You should have first read the introduction so you know the difference between the confirmation Emails and Alert emails and understand why :-
- Even if you get one of those you may still need to verify how your email setup is configured.
- You need to check each WFE and your index server
You may also want to read this short SMTP primer if you are new to SMTP and related email technologies.
Sending test emails
First check the email settings in SharePoint central administration are correct (SharePoint Central Administration > Operations > Outgoing Emails Settings) – note the Outbound SMTP server, From and Reply To addresses.
If you don’t receive the emails you expect verify.
- Does the SMTP server permit connections (relay’s) from your SharePoint servers?
- Is the destination SMTP server configured to deliver emails or relay them to another SMTP server and if so is it working?
- Is there anything that may block SMTP transmissions on port 25 (common to stop mass mailing worms/viruses).
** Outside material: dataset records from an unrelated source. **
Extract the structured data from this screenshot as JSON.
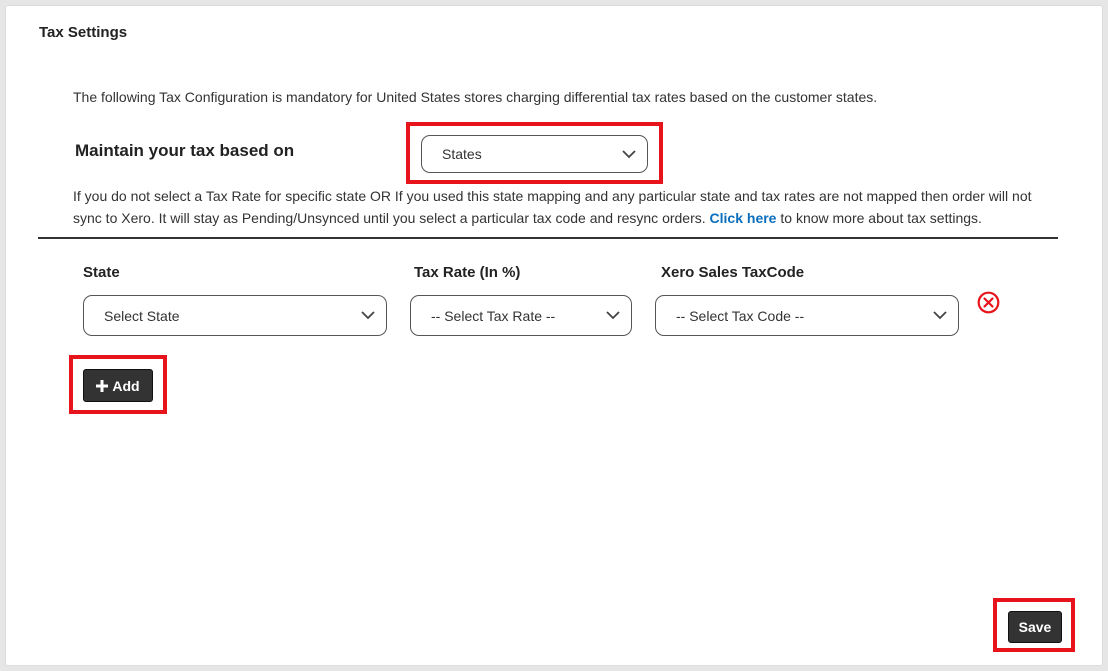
{
  "section": {
    "title": "Tax Settings",
    "intro": "The following Tax Configuration is mandatory for United States stores charging differential tax rates based on the customer states."
  },
  "maintain": {
    "label": "Maintain your tax based on",
    "selected": "States"
  },
  "note": {
    "before_link": "If you do not select a Tax Rate for specific state OR If you used this state mapping and any particular state and tax rates are not mapped then order will not sync to Xero. It will stay as Pending/Unsynced until you select a particular tax code and resync orders. ",
    "link": "Click here",
    "after_link": " to know more about tax settings."
  },
  "columns": {
    "state": "State",
    "tax_rate": "Tax Rate (In %)",
    "xero_code": "Xero Sales TaxCode"
  },
  "row": {
    "state_value": "Select State",
    "tax_rate_value": "-- Select Tax Rate --",
    "tax_code_value": "-- Select Tax Code --"
  },
  "buttons": {
    "add": "Add",
    "save": "Save"
  },
  "colors": {
    "highlight": "#e8141b",
    "button_bg": "#333333",
    "link": "#0a6ebd",
    "remove_icon": "#e8141b"
  }
}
For example :-
- A firewall running on or in between the SharePoint server and the SMTP server
- Antivirus software
- Remember that if your security blocks SMTP transmissions based on process or account then test tools such as Telnet or SMTP Test tool will be a different process and will often be running under a different account to SharePoint and the timer service.
- Does your SMTP server require a username/password or SSL?
- In which case you will have to install something like Windows IIS SMTP server (locally on or another server), set SharePoint to deliver emails to this and then deliver emails directly or relay those emails onto your main SMTP server. This guide shows how you would set IIS SMTP server to relay messages from SharePoint to smtp.google.com as an example.
If you do get the emails you expect from these test tools
- Verify that you haven’t got any anti-virus or other security in place that could allow these test messages through but still block the ones from SharePoint – see “Is there anything that may block SMTP transmissions…” above
- Go back to the flowchart and continue onto the next step
You are able to send test emails to some users, but not others
(Note – this section does not apply to emails sent by SharePoint but only to test emails sent using a tool like SMTP Test tool or telnet – see above)
The good news is that you know in this case that its not a problem with SharePoint – its time to bring in whomever is an expert on your email infrastructure but a few tips to get you started :-
- Is this user’s email is being delivered successfully from other sources, what about external email addresses such as hotmail / gmail?
- This can help narrow down the problem between problems on the sending side an receiving side.
- Do emails to users on the internal domain get delivered and external email addresses fail (or vice versa) – in which case you need to look in detail at your email infrastructure to determine where the problem lies.
- If internal emails are getting through but external ones are not then use the SMTPDiag utility to verify DNS configuration on your SMTP server are not stopping external delivery.
As always the wildcards are SPAM filters and email auto processing rules – always suspect these first!